So, How Big Is It?

Ask, Apr 2005

Almost 2,500 years ago in ancient Greece, early scientists thought the shape of the world was-well, there were several ideas. One early thinker believed that Earth was a squat cylinder, like a drum, and that people lived on its disk-shaped top. Another conceived of Earth as a rectangle held up by compressed air. But it wasn't long before the Greeks figured out the world had to be round.

Why? When a ship approached over the horizon, they would see its sail first. Similarly, when people traveled north or south, new stars appeared above the horizon ahead and visible ones disappeared below the horizon behind. During an eclipse of the Moon, they could see the shadow of the Earth against the Moon-and its edge was always curved. Besides, the Sun and the Moon were round, so why not Earth?

Thus, educated people, at least, knew that Earth was round like a ball. But how big a ball? No one knew that. How could they? You couldn't measure the world with a ruler. And no one could travel around the world to see how big it was. (After all, there were monsters out there, weren't there? And didn't people say that the sea boiled near the equator? Nothing could live there.)

So no one knew how big Earth was, until Eratosthenes measured it.

Eratosthenes was a Greek living in Alexandria, Egypt. In 240 BC, he was appointed head of the city's great library, which was the center of learning at the time. Because he had many interests, such as mathematics, poetry, philosophy, and geography, Eratosthenes was nicknamed Pentathalos, which referred to athletes who competed in five events. It's possible he was named this from jealousy, however, to suggest that he knew a little about a lot but didn't have true ability in any one area.

But Eratosthenes knew enough to be interested when he heard a tale from travelers that on the 21st of June, the longest day of the year, at precisely midday, the Sun shone down a deep well in the town of Syene in upper Egypt, and that it cast no shadows. Eratosthenes had never seen such a shadowless noon in Alexandria. Why were there shadows in one place and not the other? That was easy to explain. It was because the Earth was round. When the Sun was directly overhead in Syene, of course its rays would strike objects at an angle and cast shadows at other places around the globe, such as farther north in Alexandria.

Maybe, Eratosthenes thought, those shadows could enable him to calculate the size of the Earth. He found out that a camel caravan needed 50 days to make the journey from Alexandria to Syene, and that camels usually traveled about 10 miles a day.
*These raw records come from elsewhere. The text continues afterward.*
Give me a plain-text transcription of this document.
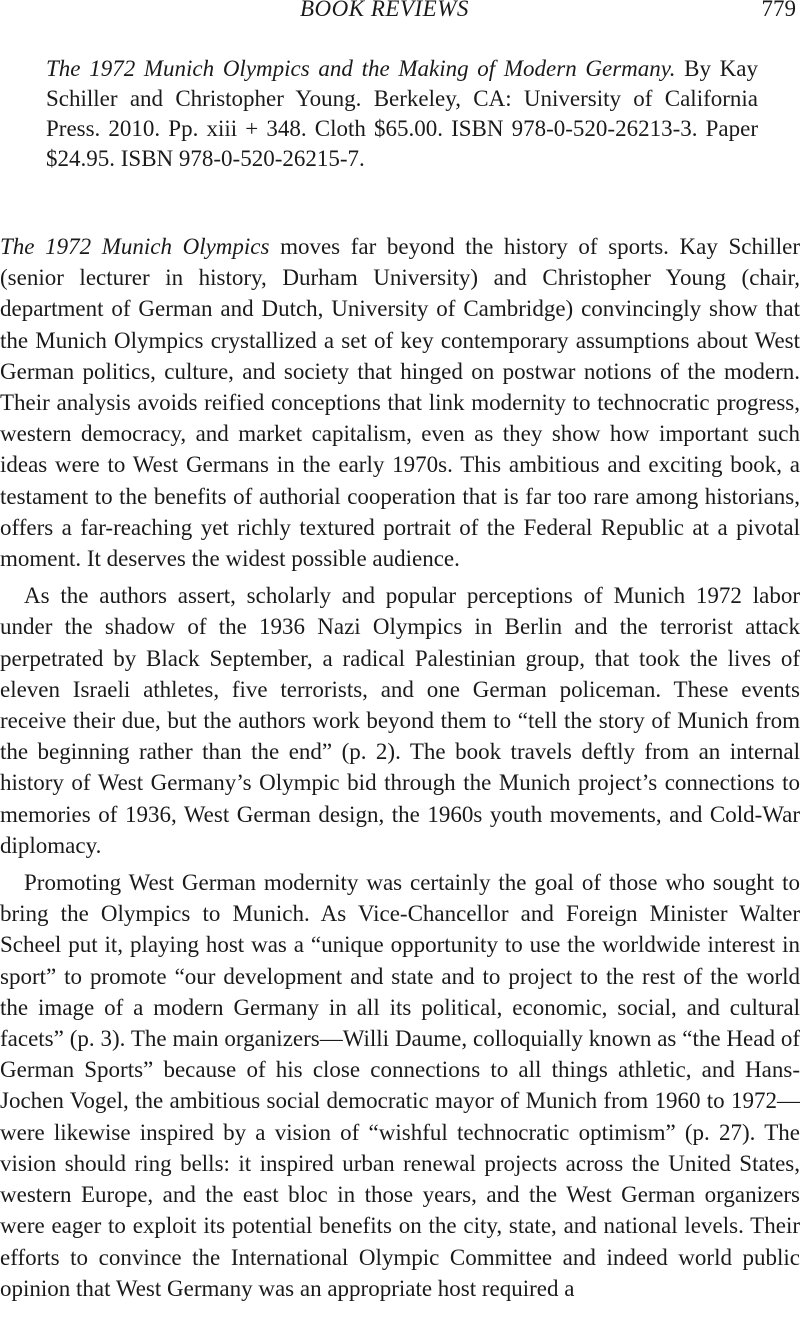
BOOK REVIEWS	779
The 1972 Munich Olympics and the Making of Modern Germany. By Kay Schiller and Christopher Young. Berkeley, CA: University of California Press. 2010. Pp. xiii + 348. Cloth $65.00. ISBN 978-0-520-26213-3. Paper $24.95. ISBN 978-0-520-26215-7.

The 1972 Munich Olympics moves far beyond the history of sports. Kay Schiller (senior lecturer in history, Durham University) and Christopher Young (chair, department of German and Dutch, University of Cambridge) convincingly show that the Munich Olympics crystallized a set of key contemporary assumptions about West German politics, culture, and society that hinged on postwar notions of the modern. Their analysis avoids reified conceptions that link modernity to technocratic progress, western democracy, and market capitalism, even as they show how important such ideas were to West Germans in the early 1970s. This ambitious and exciting book, a testament to the benefits of authorial cooperation that is far too rare among historians, offers a far-reaching yet richly textured portrait of the Federal Republic at a pivotal moment. It deserves the widest possible audience.

As the authors assert, scholarly and popular perceptions of Munich 1972 labor under the shadow of the 1936 Nazi Olympics in Berlin and the terrorist attack perpetrated by Black September, a radical Palestinian group, that took the lives of eleven Israeli athletes, five terrorists, and one German policeman. These events receive their due, but the authors work beyond them to “tell the story of Munich from the beginning rather than the end” (p. 2). The book travels deftly from an internal history of West Germany’s Olympic bid through the Munich project’s connections to memories of 1936, West German design, the 1960s youth movements, and Cold-War diplomacy.

Promoting West German modernity was certainly the goal of those who sought to bring the Olympics to Munich. As Vice-Chancellor and Foreign Minister Walter Scheel put it, playing host was a “unique opportunity to use the worldwide interest in sport” to promote “our development and state and to project to the rest of the world the image of a modern Germany in all its political, economic, social, and cultural facets” (p. 3). The main organizers—Willi Daume, colloquially known as “the Head of German Sports” because of his close connections to all things athletic, and Hans-Jochen Vogel, the ambitious social democratic mayor of Munich from 1960 to 1972—were likewise inspired by a vision of “wishful technocratic optimism” (p. 27). The vision should ring bells: it inspired urban renewal projects across the United States, western Europe, and the east bloc in those years, and the West German organizers were eager to exploit its potential benefits on the city, state, and national levels. Their efforts to convince the International Olympic Committee and indeed world public opinion that West Germany was an appropriate host required a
Royal surveyors, who were trained to walk with equal steps, may also have paced off the distance for Eratosthenes.

So it was about 500 miles to Syene. But what part, or fraction, of the Earth's circumference was that? To find out, Eratosthenes had only to step outside his library in Alexandria at noon on the 21st of June, when he knew the Sun was at its highest and shining vertically down the well in Syene, and measure the angle of a shadow cast by the Sun.

Eratosthenes already knew the height of a stone obelisk in his courtyard, and by measuring the length of its shadow he learned that the Sun was shining down at an angle of 7.2 degrees. A circle has 360 degrees, so the angle was equal to about one-fiftieth of a circle. This meant that the circumference of the Earth was 50 times the distance from Alexandria to Syene, or about 25,000 miles. Which is about right.
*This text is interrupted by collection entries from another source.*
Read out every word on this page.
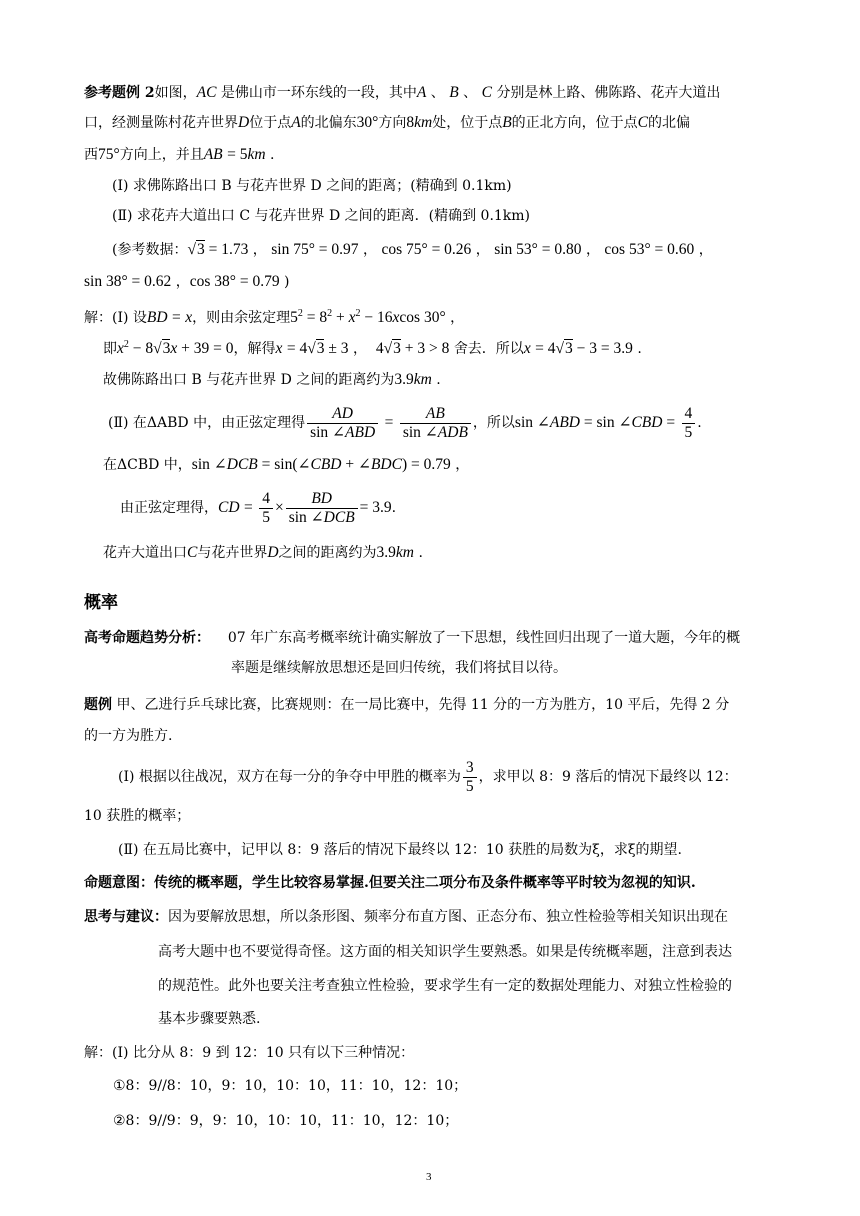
参考题例 2如图，AC 是佛山市一环东线的一段，其中A 、 B 、 C 分别是林上路、佛陈路、花卉大道出
口，经测量陈村花卉世界D位于点A的北偏东30°方向8km处，位于点B的正北方向，位于点C的北偏
西75°方向上，并且AB = 5km .
(Ⅰ) 求佛陈路出口 B 与花卉世界 D 之间的距离；(精确到 0.1km)
(Ⅱ) 求花卉大道出口 C 与花卉世界 D 之间的距离．(精确到 0.1km)
(参考数据：√3 = 1.73 ， sin 75° = 0.97 ， cos 75° = 0.26 ， sin 53° = 0.80 ， cos 53° = 0.60 ，
sin 38° = 0.62 ，cos 38° = 0.79 )
解：(Ⅰ) 设BD = x，则由余弦定理$5^2 = 8^2 + x^2 - 16xcos$ 30° ，
即$x^2 - 8√3x + 39 = 0$，解得x = 4√3 ± 3 ，  4√3 + 3 > 8 舍去．所以x = 4√3 − 3 = 3.9 .
故佛陈路出口 B 与花卉世界 D 之间的距离约为3.9km .
(Ⅱ) 在ΔABD 中，由正弦定理得 $\frac{AD}{\text{sin ∠ABD}} = \frac{AB}{\text{sin ∠ADB}}$ ，所以sin ∠ABD = sin ∠CBD = $\frac{4}{5}$ .
在ΔCBD 中，sin ∠DCB = sin(∠CBD + ∠BDC) = 0.79 ，
由正弦定理得，CD = $\frac{4}{5} \times \frac{BD}{\text{sin ∠DCB}} = 3.9$.
花卉大道出口C与花卉世界D之间的距离约为3.9km .
概率
高考命题趋势分析： 07 年广东高考概率统计确实解放了一下思想，线性回归出现了一道大题，今年的概
率题是继续解放思想还是回归传统，我们将拭目以待。
题例 甲、乙进行乒乓球比赛，比赛规则：在一局比赛中，先得 11 分的一方为胜方，10 平后，先得 2 分
的一方为胜方.
(Ⅰ) 根据以往战况，双方在每一分的争夺中甲胜的概率为 $\frac{3}{5}$ ，求甲以 8：9 落后的情况下最终以 12：
10 获胜的概率；
(Ⅱ) 在五局比赛中，记甲以 8：9 落后的情况下最终以 12：10 获胜的局数为ξ，求ξ的期望.
命题意图：传统的概率题，学生比较容易掌握.但要关注二项分布及条件概率等平时较为忽视的知识.
思考与建议：因为要解放思想，所以条形图、频率分布直方图、正态分布、独立性检验等相关知识出现在
高考大题中也不要觉得奇怪。这方面的相关知识学生要熟悉。如果是传统概率题，注意到表达
的规范性。此外也要关注考查独立性检验，要求学生有一定的数据处理能力、对独立性检验的
基本步骤要熟悉.
解：(Ⅰ) 比分从 8：9 到 12：10 只有以下三种情况：
①8：9//8：10，9：10，10：10，11：10，12：10；
②8：9//9：9，9：10，10：10，11：10，12：10；
3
Unfortunately, another Greek geographer, Ptolemy, came along around AD 150, and his geography was the one the world came to know. Ptolemy invented the idea of scale in mapping. (You know, one inch equals 200 miles. That sort of thing.) He was the first to locate north at the top of a map. And he showed how to use lines of latitude and longitude to mark a location on a map. But he thought the Earth was only 18,000 miles around. (After all, what did Pentathalos know?) Ptolemy sort of left out the Pacific Ocean and the Americas.

A bad mistake, but it might have had good consequences. Much later, in 1492, Christopher Columbus, influenced by Ptolemy's beliefs about the size of the Earth, decided it wouldn't be too hard to reach Asia by sailing west from Spain. The way Columbus figured it, he would reach India or Japan after little more than a month's journey. Instead, he hit America.

A few years later, Europeans crossed the Isthmus of Panama and saw the Pacific Ocean for the first time. But they still didn't think this ocean could be very big. It wasn't until Ferdinand Magellan sailed around the world, spending miserable months crossing the Pacific, that they found out. Magellan left Spain in 1519 with a crew of 265; three years later only 18 men came back. Although Magellan himself was killed in the Philippines, his voyage around the world was a success.

Finally, everyone got the idea. The world is round. And it's bigger than you think.